Suonanben, Wu, F. Q., He, K., et al. 2024. The electrical design of a membrane antenna for a lunar-based low-frequency radio telescope. Astronomical Techniques and Instruments, 1(4): 1−12. https://doi.org/10.61977/ati2024023.
Citation: Suonanben, Wu, F. Q., He, K., et al. 2024. The electrical design of a membrane antenna for a lunar-based low-frequency radio telescope. Astronomical Techniques and Instruments, 1(4): 1−12. https://doi.org/10.61977/ati2024023.
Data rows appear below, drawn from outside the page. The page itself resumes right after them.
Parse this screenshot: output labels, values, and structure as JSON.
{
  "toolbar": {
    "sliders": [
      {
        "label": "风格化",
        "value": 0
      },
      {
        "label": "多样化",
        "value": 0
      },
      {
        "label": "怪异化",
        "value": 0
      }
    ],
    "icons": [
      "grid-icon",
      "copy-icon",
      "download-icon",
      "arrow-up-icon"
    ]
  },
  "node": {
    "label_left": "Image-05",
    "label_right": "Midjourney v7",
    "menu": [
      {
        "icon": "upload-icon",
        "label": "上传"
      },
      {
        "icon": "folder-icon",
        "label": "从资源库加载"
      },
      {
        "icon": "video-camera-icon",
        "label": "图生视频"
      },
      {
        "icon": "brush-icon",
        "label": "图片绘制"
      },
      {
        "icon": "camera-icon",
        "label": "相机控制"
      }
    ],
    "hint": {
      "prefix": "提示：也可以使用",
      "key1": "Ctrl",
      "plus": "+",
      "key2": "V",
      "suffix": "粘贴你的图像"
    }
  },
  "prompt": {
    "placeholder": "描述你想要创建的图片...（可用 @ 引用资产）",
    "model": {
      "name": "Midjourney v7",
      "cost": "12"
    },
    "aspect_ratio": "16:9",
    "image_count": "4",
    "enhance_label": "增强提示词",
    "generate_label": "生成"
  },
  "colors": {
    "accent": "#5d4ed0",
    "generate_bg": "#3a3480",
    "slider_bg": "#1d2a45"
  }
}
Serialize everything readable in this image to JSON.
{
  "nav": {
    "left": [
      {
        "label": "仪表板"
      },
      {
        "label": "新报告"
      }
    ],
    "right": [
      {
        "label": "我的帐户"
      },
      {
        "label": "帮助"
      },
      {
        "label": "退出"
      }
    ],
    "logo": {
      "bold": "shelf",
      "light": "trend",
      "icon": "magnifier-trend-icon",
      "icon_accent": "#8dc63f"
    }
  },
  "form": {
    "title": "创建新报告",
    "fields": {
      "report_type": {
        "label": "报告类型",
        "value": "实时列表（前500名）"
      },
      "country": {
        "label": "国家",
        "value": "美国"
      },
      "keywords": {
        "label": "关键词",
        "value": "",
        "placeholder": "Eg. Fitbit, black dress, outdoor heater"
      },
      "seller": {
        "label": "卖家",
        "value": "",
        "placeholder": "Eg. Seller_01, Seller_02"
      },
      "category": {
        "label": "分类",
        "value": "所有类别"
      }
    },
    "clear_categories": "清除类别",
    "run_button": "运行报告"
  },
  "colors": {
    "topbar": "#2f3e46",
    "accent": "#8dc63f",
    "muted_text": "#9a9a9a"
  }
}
The electrical design of a membrane antenna for a lunar-based low-frequency radio telescope

  • Detecting primordial fluctuations from the cosmic dark ages requires extremely large low-frequency radio telescope arrays deployed on the far side of the Moon. The antenna of such an array must be lightweight, easily storable and transportable, deployable on a large scale, durable, and capable of good electrical performance. A membrane antenna is an excellent candidate to meet these criteria. We study the design of a low-frequency membrane antenna for a lunar-based low-frequency (<30 MHz) radio telescope constructed from polyimide film widely used in aerospace applications, owing to its excellent dielectric properties and high stability as a substrate material. We first design and optimize an antenna in free space through dipole deformation and coupling principles, then simulate an antenna on the lunar surface with a simple lunar soil model, yielding an efficiency greater than 90% in the range of 12–19 MHz and greater than 10% in the range of 5–35 MHz. The antenna inherits the omni-directional radiation pattern of a simple dipole antenna in the 5–30 MHz frequency band, giving a large field of view and allowing detection of the 21 cm global signal when used alone. A demonstration prototype is constructed, and its measured electrical property is found to be consistent with simulated results using |S11| measurements. This membrane antenna can potentially fulfill the requirements of a lunar low-frequency array, establishing a solid technical foundation for future large-scale arrays for exploring the cosmic dark ages.